The economic underpinnings of school choice

August 25, 2015 | By WENCONG FA

Two seemingly unrelated phenomena in education often befuddle those interested in the topic. First, substandard public schools continue to fail no matter how much money the government throws their way. Second, teachers’ unions across the country categorically oppose school choice programs of all shapes and sizes. The same economic principle explains both events.

Suppose that Congress passes a law requiring everyone in America to carry a national identity card. Congress delegates the sole power to make, price, and deliver the cards to a single organization (call them the Kingmakers). Would you expect the Kingmakers to sell the card to you on the cheap?
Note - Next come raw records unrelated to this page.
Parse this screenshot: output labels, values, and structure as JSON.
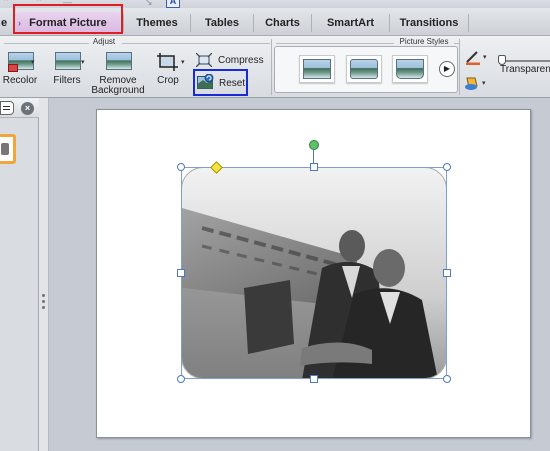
{
  "tabs": [
    {
      "label": "e"
    },
    {
      "label": "Format Picture"
    },
    {
      "label": "Themes"
    },
    {
      "label": "Tables"
    },
    {
      "label": "Charts"
    },
    {
      "label": "SmartArt"
    },
    {
      "label": "Transitions"
    }
  ],
  "toolbar_glyph": "A",
  "ribbon": {
    "adjust_group": {
      "label": "Adjust",
      "recolor": "Recolor",
      "filters": "Filters",
      "remove_background_line1": "Remove",
      "remove_background_line2": "Background",
      "crop": "Crop",
      "compress": "Compress",
      "reset": "Reset"
    },
    "picture_styles_group": {
      "label": "Picture Styles"
    },
    "transparency": "Transparen"
  },
  "highlights": {
    "format_picture_box_color": "#e11c24",
    "reset_box_color": "#1a2bd6"
  },
  "left_panel": {
    "close_glyph": "×"
  }
}
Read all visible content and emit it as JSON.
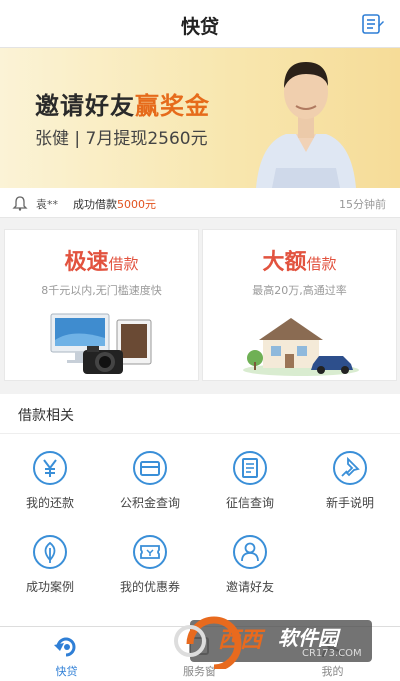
{
  "header": {
    "title": "快贷"
  },
  "banner": {
    "line1_prefix": "邀请好友",
    "line1_highlight": "赢奖金",
    "line2": "张健 | 7月提现2560元"
  },
  "notice": {
    "user": "袁**",
    "message": "成功借款",
    "amount": "5000元",
    "time": "15分钟前"
  },
  "cards": [
    {
      "big": "极速",
      "small": "借款",
      "subtitle": "8千元以内,无门槛速度快"
    },
    {
      "big": "大额",
      "small": "借款",
      "subtitle": "最高20万,高通过率"
    }
  ],
  "section": {
    "title": "借款相关",
    "items": [
      {
        "label": "我的还款",
        "icon": "yen-icon"
      },
      {
        "label": "公积金查询",
        "icon": "card-icon"
      },
      {
        "label": "征信查询",
        "icon": "document-icon"
      },
      {
        "label": "新手说明",
        "icon": "pushpin-icon"
      },
      {
        "label": "成功案例",
        "icon": "leaf-icon"
      },
      {
        "label": "我的优惠券",
        "icon": "coupon-icon"
      },
      {
        "label": "邀请好友",
        "icon": "person-icon"
      }
    ]
  },
  "tabbar": {
    "tabs": [
      {
        "label": "快贷",
        "active": true
      },
      {
        "label": "服务窗",
        "active": false
      },
      {
        "label": "我的",
        "active": false
      }
    ]
  },
  "watermark": {
    "brand": "西西",
    "brand2": "软件园",
    "url": "CR173.COM"
  },
  "colors": {
    "accent": "#2f7fd6",
    "highlight": "#e66b1b",
    "red": "#e2533f"
  }
}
Probably not. Deliver it to you within a reasonable time? Unlikely.

The Kingmakers’ monopoly over the National ID cards explains its exorbitant pricing and tardy delivery. True monopolies exist not by offering better goods or lower prices, but by enticing the government to stop others from competing. Since the Kingmakers have tempted Congress to give it the sole power to produce, price, and deliver the National ID, it knows that no other organization will bite into its market share no matter how high the price or how shoddy the product.

Public education is the same story with a twist. Here, state legislatures are actually the ones enacting the school choice programs, so teachers’ unions (after spending over $100 million trying to lobby the legislature) have turned to the judicial branch to preserve its monopoly power in education. Such power allows the unions and their members to live comfortably regardless of performance. The corresponding lack of incentives is why education might just be the only field in which productivity is lower now than it was two generations ago.
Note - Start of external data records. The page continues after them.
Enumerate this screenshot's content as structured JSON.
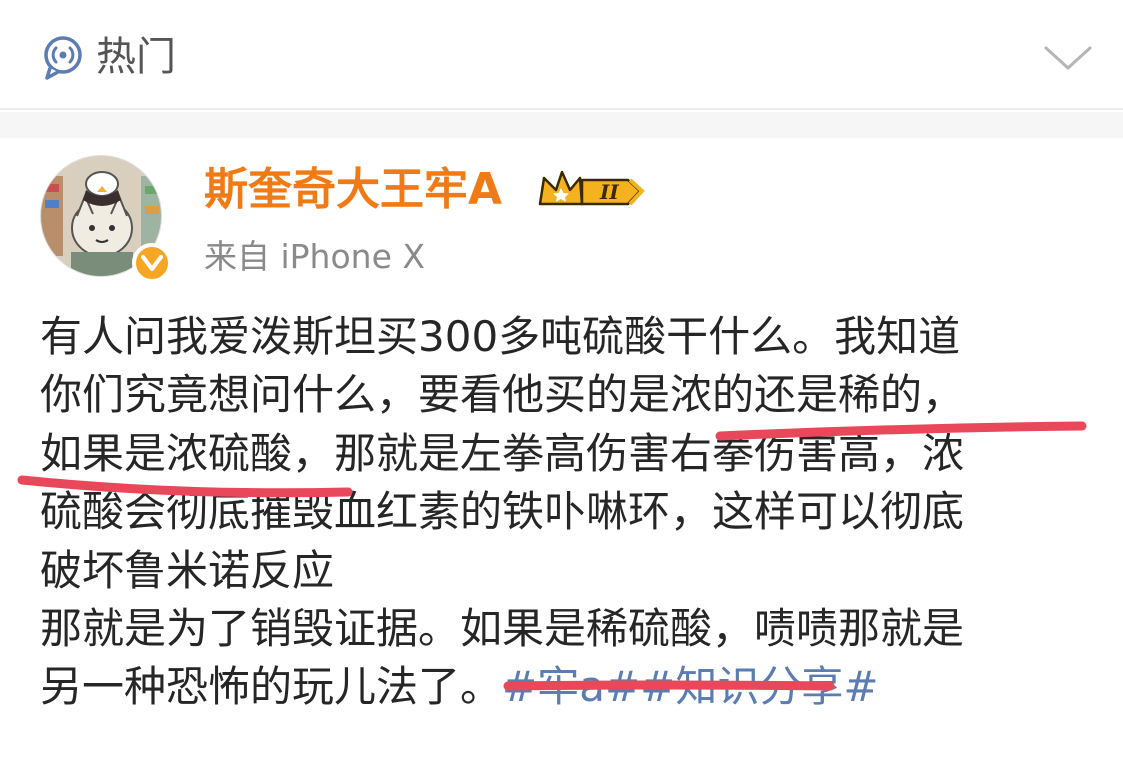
{
  "topbar": {
    "section_label": "热门",
    "section_icon": "hot-signal-icon",
    "collapse_icon": "chevron-down-icon"
  },
  "post": {
    "username": "斯奎奇大王牢A",
    "vip_level": "II",
    "source": "来自 iPhone X",
    "body_lines": [
      "有人问我爱泼斯坦买300多吨硫酸干什么。我知道",
      "你们究竟想问什么，要看他买的是浓的还是稀的，",
      "如果是浓硫酸，那就是左拳高伤害右拳伤害高，浓",
      "硫酸会彻底摧毁血红素的铁卟啉环，这样可以彻底",
      "破坏鲁米诺反应",
      "那就是为了销毁证据。如果是稀硫酸，啧啧那就是"
    ],
    "last_line_text": "另一种恐怖的玩儿法了。",
    "topics": [
      "#牢a#",
      "#知识分享#"
    ]
  },
  "colors": {
    "username": "#f07b16",
    "topic": "#5b7db1",
    "underline": "#e8485a",
    "badge": "#f5a623"
  }
}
Economic principles explain why teachers’ unions use every kind of argument to oppose every kind of school choice program: A constitutional challenge to a scholarship tax program enacted to help poor children in North Carolina, and a lawsuit arguing that Pennsylvania statutes prevented charter schools from competing on a level playing field with traditional public schools. In the realm of education, both charter schools and private schools represent an increase in quantity. But monopolists thrive by keeping quantity low so that they can keep prices high. Professional associations, for example, use occupational licensing to keep outsiders out.
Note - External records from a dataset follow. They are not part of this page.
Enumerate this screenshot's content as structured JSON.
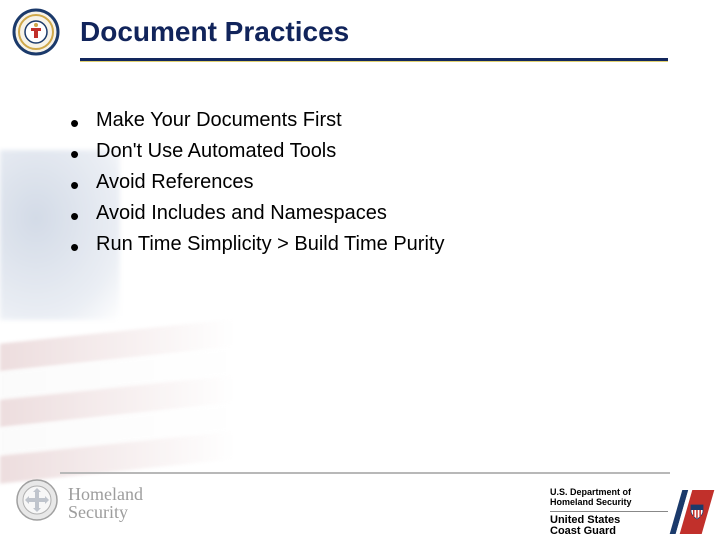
{
  "title": "Document Practices",
  "bullets": [
    "Make Your Documents First",
    "Don't Use Automated Tools",
    "Avoid References",
    "Avoid Includes and Namespaces",
    "Run Time Simplicity > Build Time Purity"
  ],
  "footer": {
    "homeland_l1": "Homeland",
    "homeland_l2": "Security",
    "dept_l1": "U.S. Department of",
    "dept_l2": "Homeland Security",
    "cg_l1": "United States",
    "cg_l2": "Coast Guard"
  },
  "icons": {
    "top_seal": "agency-seal-icon",
    "hs_seal": "dhs-seal-icon",
    "uscg_stripe": "uscg-racing-stripe-icon"
  }
}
None of this is to attribute any moral failing to teachers’ unions. They have a duty to promote the interests of their members. But just as teachers’ unions are committed to looking after the well-being of public school teachers, PLF is committed to defending the rights of parents and children to go to the school of their choice and receive a better education. That’s why we have defended school choice programs in North Carolina and Pennsylvania, and why we will continue to defend school choice across the country.